For us Buckeyes the Rose Bowl always had a hallucinatory quality. Why, in the dead of winter, was the sun shining in Pasadena? The annual New Year's Day travelogue always felt a little bit like a fever dream to us. Too many palm trees, shirtsleeves, people with hats that did not have earmuffs attached. We'd sit in our basement rec rooms watching this in mild disbelief. Didn't college football demand the dignity of (at least) a drizzle?
It never seemed quite fair, and in fact it hardly ever was. We'd send our Buckeyes out there every year (or at least our Midwestern brethren from Michigan), and, aside from unseasonable weather, they'd suffer some underhanded treatment on our behalf. USC was the worst—passing the ball, skittering way off tackle. What was that about? You slog through a gray autumn playing football like a man, week in and week out, and then...this is your reward?

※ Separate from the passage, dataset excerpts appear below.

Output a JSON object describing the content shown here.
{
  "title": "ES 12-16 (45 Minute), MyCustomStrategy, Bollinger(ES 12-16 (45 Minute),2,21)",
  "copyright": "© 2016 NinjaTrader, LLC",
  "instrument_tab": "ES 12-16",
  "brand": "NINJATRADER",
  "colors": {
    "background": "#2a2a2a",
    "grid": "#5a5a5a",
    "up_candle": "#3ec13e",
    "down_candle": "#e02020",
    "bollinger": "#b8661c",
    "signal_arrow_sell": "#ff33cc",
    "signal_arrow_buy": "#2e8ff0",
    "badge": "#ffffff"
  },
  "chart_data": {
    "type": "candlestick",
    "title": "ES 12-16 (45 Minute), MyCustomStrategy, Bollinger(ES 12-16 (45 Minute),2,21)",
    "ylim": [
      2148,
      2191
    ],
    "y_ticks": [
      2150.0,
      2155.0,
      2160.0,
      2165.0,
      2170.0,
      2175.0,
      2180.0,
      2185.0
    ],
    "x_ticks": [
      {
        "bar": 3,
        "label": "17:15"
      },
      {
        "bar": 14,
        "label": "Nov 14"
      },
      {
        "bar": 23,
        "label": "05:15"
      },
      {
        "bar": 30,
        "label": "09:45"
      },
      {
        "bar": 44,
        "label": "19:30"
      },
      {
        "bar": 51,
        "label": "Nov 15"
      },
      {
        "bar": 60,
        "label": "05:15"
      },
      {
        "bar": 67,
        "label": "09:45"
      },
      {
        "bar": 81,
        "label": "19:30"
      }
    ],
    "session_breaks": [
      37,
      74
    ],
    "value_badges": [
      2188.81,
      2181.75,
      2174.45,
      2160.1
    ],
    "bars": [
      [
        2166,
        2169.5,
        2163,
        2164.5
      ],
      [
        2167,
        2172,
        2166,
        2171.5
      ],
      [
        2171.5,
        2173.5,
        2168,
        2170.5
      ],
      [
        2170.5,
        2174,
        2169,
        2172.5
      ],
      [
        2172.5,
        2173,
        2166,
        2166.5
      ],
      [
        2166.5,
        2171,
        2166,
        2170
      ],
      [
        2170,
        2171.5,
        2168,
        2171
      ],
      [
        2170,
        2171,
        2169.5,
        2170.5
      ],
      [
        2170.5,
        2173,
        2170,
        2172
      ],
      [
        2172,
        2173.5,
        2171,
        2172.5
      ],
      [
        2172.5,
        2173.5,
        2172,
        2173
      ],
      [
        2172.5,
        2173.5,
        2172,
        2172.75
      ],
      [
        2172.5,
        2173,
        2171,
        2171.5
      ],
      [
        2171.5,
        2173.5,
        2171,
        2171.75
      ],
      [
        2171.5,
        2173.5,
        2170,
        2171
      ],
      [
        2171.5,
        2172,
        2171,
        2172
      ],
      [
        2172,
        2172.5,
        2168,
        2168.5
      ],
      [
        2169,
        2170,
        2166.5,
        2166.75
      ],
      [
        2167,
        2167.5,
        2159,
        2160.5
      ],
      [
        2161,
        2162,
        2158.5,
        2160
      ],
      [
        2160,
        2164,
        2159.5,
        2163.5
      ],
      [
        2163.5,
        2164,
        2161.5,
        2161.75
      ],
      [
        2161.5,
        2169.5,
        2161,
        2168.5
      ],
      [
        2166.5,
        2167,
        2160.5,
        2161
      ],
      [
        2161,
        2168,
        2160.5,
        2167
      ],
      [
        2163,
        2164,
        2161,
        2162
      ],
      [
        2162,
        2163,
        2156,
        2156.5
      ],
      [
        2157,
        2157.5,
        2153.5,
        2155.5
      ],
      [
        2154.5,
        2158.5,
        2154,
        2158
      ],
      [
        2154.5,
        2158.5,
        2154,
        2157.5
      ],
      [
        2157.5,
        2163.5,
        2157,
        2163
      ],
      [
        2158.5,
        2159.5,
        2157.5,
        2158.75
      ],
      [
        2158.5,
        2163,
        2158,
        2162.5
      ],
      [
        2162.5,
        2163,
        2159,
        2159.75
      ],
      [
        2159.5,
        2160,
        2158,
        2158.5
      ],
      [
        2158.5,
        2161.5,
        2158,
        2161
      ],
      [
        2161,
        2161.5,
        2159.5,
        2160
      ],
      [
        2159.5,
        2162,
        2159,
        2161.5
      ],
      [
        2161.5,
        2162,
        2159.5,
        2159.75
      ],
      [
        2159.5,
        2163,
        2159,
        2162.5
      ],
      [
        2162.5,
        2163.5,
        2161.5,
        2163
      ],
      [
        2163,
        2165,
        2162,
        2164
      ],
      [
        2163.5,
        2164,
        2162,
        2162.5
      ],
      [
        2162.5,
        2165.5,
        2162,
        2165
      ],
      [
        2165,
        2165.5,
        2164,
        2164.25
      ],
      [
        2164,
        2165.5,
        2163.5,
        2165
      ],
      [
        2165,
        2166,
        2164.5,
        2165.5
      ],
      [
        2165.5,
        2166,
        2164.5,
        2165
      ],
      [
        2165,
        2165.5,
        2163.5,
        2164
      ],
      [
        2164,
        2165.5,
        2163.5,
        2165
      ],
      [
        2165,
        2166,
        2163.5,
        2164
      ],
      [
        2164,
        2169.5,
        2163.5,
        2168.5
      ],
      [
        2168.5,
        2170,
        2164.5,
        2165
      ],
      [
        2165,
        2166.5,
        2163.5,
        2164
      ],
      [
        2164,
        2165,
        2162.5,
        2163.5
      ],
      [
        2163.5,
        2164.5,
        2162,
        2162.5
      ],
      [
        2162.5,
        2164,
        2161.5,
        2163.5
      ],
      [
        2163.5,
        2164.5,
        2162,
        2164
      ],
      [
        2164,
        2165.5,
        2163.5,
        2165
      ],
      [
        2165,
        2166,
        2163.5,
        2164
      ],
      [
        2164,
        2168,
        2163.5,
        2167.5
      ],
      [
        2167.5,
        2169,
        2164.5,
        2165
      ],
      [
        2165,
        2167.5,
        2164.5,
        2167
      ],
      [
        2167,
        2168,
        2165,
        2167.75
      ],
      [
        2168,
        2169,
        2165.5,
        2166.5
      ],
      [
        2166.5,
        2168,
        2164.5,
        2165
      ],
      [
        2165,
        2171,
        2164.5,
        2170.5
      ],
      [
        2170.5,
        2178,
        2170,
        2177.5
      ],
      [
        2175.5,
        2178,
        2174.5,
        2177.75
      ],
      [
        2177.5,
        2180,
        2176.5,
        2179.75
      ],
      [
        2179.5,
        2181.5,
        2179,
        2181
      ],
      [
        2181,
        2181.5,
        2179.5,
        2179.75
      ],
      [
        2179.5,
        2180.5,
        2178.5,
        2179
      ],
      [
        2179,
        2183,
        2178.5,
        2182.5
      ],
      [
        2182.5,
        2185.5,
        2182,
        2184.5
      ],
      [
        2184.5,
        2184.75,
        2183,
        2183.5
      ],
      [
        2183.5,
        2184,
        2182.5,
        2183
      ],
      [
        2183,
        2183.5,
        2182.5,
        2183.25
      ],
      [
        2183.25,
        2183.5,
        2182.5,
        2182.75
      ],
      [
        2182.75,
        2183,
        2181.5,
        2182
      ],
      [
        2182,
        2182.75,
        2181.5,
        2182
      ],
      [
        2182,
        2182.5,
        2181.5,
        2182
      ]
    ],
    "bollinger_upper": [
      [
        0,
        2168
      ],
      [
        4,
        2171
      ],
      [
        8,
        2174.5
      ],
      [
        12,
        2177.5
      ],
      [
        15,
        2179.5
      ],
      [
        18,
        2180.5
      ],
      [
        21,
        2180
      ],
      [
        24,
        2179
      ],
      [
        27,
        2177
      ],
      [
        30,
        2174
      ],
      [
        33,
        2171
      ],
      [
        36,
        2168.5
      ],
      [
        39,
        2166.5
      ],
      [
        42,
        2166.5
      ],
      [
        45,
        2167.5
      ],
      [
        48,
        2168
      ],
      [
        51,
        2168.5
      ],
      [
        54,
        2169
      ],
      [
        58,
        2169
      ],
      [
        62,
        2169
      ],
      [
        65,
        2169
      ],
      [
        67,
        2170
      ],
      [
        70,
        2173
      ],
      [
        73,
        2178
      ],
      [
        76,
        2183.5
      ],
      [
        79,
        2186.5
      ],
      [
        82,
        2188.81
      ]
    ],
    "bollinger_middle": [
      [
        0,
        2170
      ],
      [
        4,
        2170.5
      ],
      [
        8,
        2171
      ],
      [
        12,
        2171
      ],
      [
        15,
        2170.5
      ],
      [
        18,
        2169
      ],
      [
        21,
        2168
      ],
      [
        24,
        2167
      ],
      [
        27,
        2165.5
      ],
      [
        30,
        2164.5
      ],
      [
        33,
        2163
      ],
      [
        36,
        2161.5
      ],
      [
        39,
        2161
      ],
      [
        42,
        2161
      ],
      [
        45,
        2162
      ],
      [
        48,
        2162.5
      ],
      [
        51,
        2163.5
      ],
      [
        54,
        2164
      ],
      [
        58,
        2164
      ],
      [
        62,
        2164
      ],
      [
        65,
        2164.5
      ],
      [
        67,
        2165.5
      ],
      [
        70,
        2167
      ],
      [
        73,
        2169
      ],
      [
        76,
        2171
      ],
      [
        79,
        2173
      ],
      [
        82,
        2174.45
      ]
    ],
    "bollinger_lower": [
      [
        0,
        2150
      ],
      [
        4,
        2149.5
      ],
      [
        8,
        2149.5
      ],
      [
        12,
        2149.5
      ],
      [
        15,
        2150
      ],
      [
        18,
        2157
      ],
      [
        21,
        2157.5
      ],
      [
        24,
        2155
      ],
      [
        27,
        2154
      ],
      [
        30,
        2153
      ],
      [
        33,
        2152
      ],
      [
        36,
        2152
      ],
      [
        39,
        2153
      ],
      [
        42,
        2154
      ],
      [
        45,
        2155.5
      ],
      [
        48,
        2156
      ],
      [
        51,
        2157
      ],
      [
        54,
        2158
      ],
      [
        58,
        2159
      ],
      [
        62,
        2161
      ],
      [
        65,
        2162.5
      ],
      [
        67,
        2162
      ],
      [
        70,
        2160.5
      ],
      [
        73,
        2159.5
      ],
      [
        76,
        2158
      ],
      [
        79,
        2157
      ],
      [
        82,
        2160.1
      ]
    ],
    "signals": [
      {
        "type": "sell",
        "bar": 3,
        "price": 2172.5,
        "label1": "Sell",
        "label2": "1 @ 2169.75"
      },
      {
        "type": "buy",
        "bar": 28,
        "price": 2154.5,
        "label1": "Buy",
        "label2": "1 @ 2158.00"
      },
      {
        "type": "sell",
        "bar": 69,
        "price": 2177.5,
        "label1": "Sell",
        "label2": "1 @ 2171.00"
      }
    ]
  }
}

In Ohio we did football right. We did it in mud, rain and snow, and we didn't use much finesse, either. Not to say we didn't see the excitement in a well-passed ball, but, really, didn't that kind of play have the feel of a moral shortcut? Knowing that our fathers were working the line, to no more satisfaction than a steady paycheck, always made it difficult to appreciate so cheap a thrill.
Three yards and a cloud of dust was always used as a pejorative (especially when it came to that damned Rose Bowl), but restricted to competition with like-minded conservatives, it was rather more glorious. It was a cultural preference to plod ahead with as much security as possible, knowing you were in this thing for the long haul. The kind of folks who did not experience self-realization when in the presence of a well-tilled field or nicely rolled steel generally did not stay long. Moved to California, probably.
Our football lacked imagination, we concede. But the unspoken agreement among ourselves—that we would offer no undue trickery in our attempts to get ahead—was reassuring. There was an anticipated fairness to it. I always felt this accounted for the unnatural popularity of football in Ohio. We would submerge our skills (at least some of us must have been able to throw a pass) in the interests of democracy. Implicit in the three-yards-and-a-cloud-of-dust lifestyle, after all, was the idea that we'd all be there when the game was over, sharing the same modest lives forever, and without complaint.
Of course, that all changed. And I blame the Rose Bowl. Other things, too, like the factories that guaranteed our fathers' security shutting down, but mostly the Rose Bowl. We had to admit, sitting in our basement rec rooms, that it might be fun, after all, playing football in our shirtsleeves. And a little razzle-dazzle couldn't hurt. I noticed the Buckeyes began to recruit passers and, in any event, Woody was long gone.
Myself, I played out the string as long as I could, thinking I could do no better than grow up to cover football in Ohio. Maybe for the Akron Beacon Journal. The Buckeyes, that would be sweet! Maybe a trip to Pasadena every couple of years. My first job, which I believed placed me on that fast track, was in Massillon, where high school football is important enough that newborn boys are given toy footballs to bond with in their incubators. I inquired about the possibility of someday covering the Tigers, but my sports editor, who would type 30 inches on the halftime show as a warmup for the main event each week (and who would get a boulevard leading to the Massillon stadium named after him), looked at me rather alarmed and said, "Good Lord, no!"
So for as long as I was there I typed up the bowling column (not so insignificant in that part of Ohio), the equivalent, I suppose, of my father-in-law's factory work, although probably not as satisfying in the long run. Eventually I gave up on the idea of ever covering the Buckeyes. Now that I'd had a chance to look around, Ohio football didn't seem all that interesting. (I blame the Rose Bowl.) I picked up and moved to California. First year there I covered USC. That January in Pasadena the Trojans beat the Buckeyes by a point, on an extremely pleasant day, as I recall.